Andiamo con ordine, dunque. Da molti l’elezione indiretta del Senato è considerata un’estromissione del popolo dal suo diritto di rappresentanza. A margine del fatto che molti sistemi occidentali hanno da sempre una camera a elezione indiretta (quando non oligarchica ed ereditaria, come la camera alta del Regno Unito!) senza che nessuno abbia mai gridato allo scandalo democratico, c’è da dire che sindaci e consiglieri regionali sono comunque eletti dal popolo, e non dai partiti. Bisogna dunque vedere la faccenda in questo modo: quando si vota per un sindaco o un consigliere regionale, bisognerà pensare che quel candidato è anche un senatore in pectore. Dove sarebbe il vulnus alla democrazia francamente non è chiaro.

l’art. 83 che disciplina l’elezione del Presidente della Repubblica è stato oggetto di una critica feroce da parte di Zagrebelsky, ma alla lettera rende l’elezione del Presidente più difficile, non più semplice. Si passa infatti – in ultima istanza – dall’attuale maggioranza assoluta richiesta a quella dei 3/5 dei votanti (la polemica sugli assenti sembra francamente strumentale). La critica alla maggioranza parlamentare che creerebbe il Capo dello Stato a sua immagine, dunque, sarebbe fondata, semmai, solo a valle di una legge elettorale foggiata sul modello dell’Italicum o del vecchio Porcellum, entrambi dotati di un generoso premio di maggioranza alla Camera.

Il fatto che il nuovo Senato non voti la fiducia al Governo può senz’altro essere visto come un’alterazione dei checks and balances specialmente oggi che il Senato esprime numeri diversi da quelli della Camera. Tuttavia i risultati di questi contrappesi politici in questi anni sembrano essere stati tutt’altro che fulgidi, essendosi trasformato il Senato nel maggior teatro di compravendita di voti per stampellare maggioranze esistenti (leggasi verdiniani e NCD per il governo Renzi) o crearne di nuove (leggasi affaire Di Gregorio, Razzi e Scilipoti per Berlusconi). La sensazione complessiva è che una sola camera democraticamente eletta che possa votare in maniera omogenea la fiducia a un governo renda in definitiva le cose più semplici, non meno democratiche. Queste considerazioni vanno viste anche congiuntamente al fatto che i poteri del Governo non risultano accresciuti: il Titolo III, che regola le funzioni del Governo, è totalmente invariato, mentre l’art. 77 (comma 5 e 6) introduce limiti precisi – prima inesistenti sebbene forse impliciti – allo spettro di azione del Governo.
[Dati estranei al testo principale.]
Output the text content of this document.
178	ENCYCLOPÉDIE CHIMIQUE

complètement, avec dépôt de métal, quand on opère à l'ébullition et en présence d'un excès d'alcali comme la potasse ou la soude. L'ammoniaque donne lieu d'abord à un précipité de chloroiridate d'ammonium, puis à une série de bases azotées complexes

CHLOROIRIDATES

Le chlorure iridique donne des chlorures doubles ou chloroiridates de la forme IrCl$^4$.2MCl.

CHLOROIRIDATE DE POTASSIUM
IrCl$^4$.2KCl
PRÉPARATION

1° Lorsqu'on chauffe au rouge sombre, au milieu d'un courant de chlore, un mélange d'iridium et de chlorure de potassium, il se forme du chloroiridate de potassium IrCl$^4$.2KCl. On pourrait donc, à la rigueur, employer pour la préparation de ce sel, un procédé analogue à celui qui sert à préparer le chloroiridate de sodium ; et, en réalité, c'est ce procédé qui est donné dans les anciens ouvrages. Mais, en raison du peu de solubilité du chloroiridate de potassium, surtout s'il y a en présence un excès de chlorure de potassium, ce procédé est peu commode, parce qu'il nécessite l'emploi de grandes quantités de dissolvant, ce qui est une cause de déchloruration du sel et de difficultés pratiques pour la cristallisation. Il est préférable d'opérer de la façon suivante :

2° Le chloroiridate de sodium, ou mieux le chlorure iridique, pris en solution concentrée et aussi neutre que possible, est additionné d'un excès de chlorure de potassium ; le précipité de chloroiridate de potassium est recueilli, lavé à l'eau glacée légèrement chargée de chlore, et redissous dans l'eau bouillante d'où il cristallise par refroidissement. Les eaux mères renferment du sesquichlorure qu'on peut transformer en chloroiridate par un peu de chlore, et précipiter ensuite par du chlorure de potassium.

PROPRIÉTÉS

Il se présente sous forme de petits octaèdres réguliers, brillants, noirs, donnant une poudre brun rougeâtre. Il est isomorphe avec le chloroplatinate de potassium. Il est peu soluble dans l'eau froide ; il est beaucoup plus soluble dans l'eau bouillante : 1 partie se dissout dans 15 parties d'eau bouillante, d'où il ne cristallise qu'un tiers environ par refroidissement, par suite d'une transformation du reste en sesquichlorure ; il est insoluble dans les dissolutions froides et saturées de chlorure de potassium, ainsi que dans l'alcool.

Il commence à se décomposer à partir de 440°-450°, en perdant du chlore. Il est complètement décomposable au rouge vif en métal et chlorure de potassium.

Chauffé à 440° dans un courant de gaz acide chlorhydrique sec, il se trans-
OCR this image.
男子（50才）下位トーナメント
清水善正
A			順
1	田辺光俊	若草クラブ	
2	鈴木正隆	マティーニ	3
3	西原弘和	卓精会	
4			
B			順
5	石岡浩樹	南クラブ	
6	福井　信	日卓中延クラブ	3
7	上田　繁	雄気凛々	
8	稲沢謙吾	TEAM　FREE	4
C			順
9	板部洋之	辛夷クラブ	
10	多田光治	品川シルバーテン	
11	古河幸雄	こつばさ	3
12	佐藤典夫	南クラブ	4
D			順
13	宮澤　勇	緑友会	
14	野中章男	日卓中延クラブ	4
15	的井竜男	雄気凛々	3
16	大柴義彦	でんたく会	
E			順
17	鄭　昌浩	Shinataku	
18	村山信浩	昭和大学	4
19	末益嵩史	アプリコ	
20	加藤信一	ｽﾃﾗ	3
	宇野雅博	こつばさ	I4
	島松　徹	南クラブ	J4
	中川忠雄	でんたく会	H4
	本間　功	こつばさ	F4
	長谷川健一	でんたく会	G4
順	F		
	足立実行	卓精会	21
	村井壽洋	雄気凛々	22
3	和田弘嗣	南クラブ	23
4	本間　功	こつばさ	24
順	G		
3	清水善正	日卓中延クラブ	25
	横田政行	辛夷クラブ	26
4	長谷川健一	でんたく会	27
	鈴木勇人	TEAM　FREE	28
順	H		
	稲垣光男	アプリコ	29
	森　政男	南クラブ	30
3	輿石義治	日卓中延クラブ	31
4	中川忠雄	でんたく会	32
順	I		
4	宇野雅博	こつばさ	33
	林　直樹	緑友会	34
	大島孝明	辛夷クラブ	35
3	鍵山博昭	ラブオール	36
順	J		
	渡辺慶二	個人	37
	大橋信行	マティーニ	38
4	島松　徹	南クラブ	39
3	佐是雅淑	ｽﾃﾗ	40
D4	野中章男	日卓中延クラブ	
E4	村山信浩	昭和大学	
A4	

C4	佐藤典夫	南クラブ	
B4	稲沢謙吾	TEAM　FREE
Quanto all’elevazione del numero minimo delle firme necessarie agli strumenti di democrazia diretta, essi sono innanzitutto il semplice esito di una rivalutazione del numero degli abitanti, che è oggi quasi del 50% più numeroso di quella degli anni in cui fu vergata la Costituzione, dunque in percentuale non si sta variando granché. Se una critica si deve muovere a quegli articoli si può notare, semmai, che non è affatto chiara la differenza tra referendum propositivo e legge di iniziativa popolare. Il primo sarà automaticamente convertito in legge? Gli stesi costituzionalisti non l’hanno capito, e figuriamoci noi.

Alla fine di questa breve panoramica, sebbene questa parte della Riforma non risulti esente da pecche o da aspetti che potevano essere trattati diversamente, sembra del tutto sproporzionato il timore che il nuovo assetto possa favorire “derive autoritarie”, come pure quello che venga ridimensionato il diritto di rappresentanza. Questo naturalmente non dice nulla sul fatto che il nuovo assetto possa essere migliore del vecchio, ma solo che sotto questo preciso aspetto verosimilmente non sarà peggiore.